The New York Daily News on the Carter story: "White House to Jimmy Carter: Stop helping us. ... Obama has long worked to project a 'postracial' view of the world, addressing matters of race only when forced. That happened during the presidential campaign when Obama had to defuse an uproar over his ex-pastor, the Rev. Jeremiah Wright. As President -- a job that requires him to cobble together disparate factions --  talk of racism is about as welcome in the White House as a case of swine flu."
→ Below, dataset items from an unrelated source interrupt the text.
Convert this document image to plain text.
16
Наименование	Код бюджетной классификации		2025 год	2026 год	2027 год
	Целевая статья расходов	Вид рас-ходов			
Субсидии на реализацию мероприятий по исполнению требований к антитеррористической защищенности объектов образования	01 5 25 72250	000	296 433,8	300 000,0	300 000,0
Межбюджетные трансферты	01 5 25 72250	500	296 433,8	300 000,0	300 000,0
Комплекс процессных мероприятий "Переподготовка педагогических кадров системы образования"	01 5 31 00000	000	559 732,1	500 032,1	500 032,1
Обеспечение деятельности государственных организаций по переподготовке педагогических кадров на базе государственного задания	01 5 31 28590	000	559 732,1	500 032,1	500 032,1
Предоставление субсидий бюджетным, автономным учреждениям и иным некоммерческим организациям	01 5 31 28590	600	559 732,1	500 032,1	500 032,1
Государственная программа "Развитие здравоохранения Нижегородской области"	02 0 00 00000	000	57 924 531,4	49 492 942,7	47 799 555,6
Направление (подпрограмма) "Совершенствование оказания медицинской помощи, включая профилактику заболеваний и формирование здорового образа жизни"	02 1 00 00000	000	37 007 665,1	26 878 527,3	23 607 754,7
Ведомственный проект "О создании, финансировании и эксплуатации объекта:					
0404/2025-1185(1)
"White House press secretary Robert Gibbs fired back at GOP critics of White House czars on Wednesday," The Hill writes. "Gibbs said GOP 'silence was deafening' on the issue of czars during former President George W. Bush's administration.  'You've read Sen. Bennett was pushing for a Y2K czar that he didn't think was powerful enough,' Gibbs said. 'You've seen Lamar Alexander call for a manufacturing czar.' He also brought up the name of Randall Tobias, a Bush administration deputy secretary of State and 'abstinence czar' who resigned after it was discovered his name was on a prostitution-services call list. 'You know, somebody referred to in the Bush administration as the abstinence czar was on the D.C. Madam's list,' Gibbs said. 'Now, did that violate the Constitution, or simply offend our sensibilities?'"
 
And in apparently coordinated push back, White House adviser Anita Dunn blogged about the Bush czars "[I]t's really the hypocrisy here that is noteworthy," Dunn writes. "Just earlier today, Darrell Issa, a Republican from California and one of the leaders in calling for an investigation into the Obama Administration's use of 'czars', had to admit to Fox News that he had never raised any objections to the Bush Administration's use of 'czars'. Many of these members who now decry the practice have called on Presidents in the past to appoint 'czars' to coordinate activities within the government to address immediate challenges. What is clear is that all of this energy going into these attacks could be used to have a constructive conversation about bringing this country together to address our challenges moving forward -- and it doesn't take a 'czar' to bring that about! Just some folks willing to act in good faith."

Meanwhile, the Democratic National Committee has a new Web video pointing out the hypocrisy of the conservative/GOP criticism aimed at the Obama administration's numerous czars.

Does increased health-care spending mean less money for the military? That's what Greg Zerzan, a former Bush Treasury official, argues in the Wall Street Journal.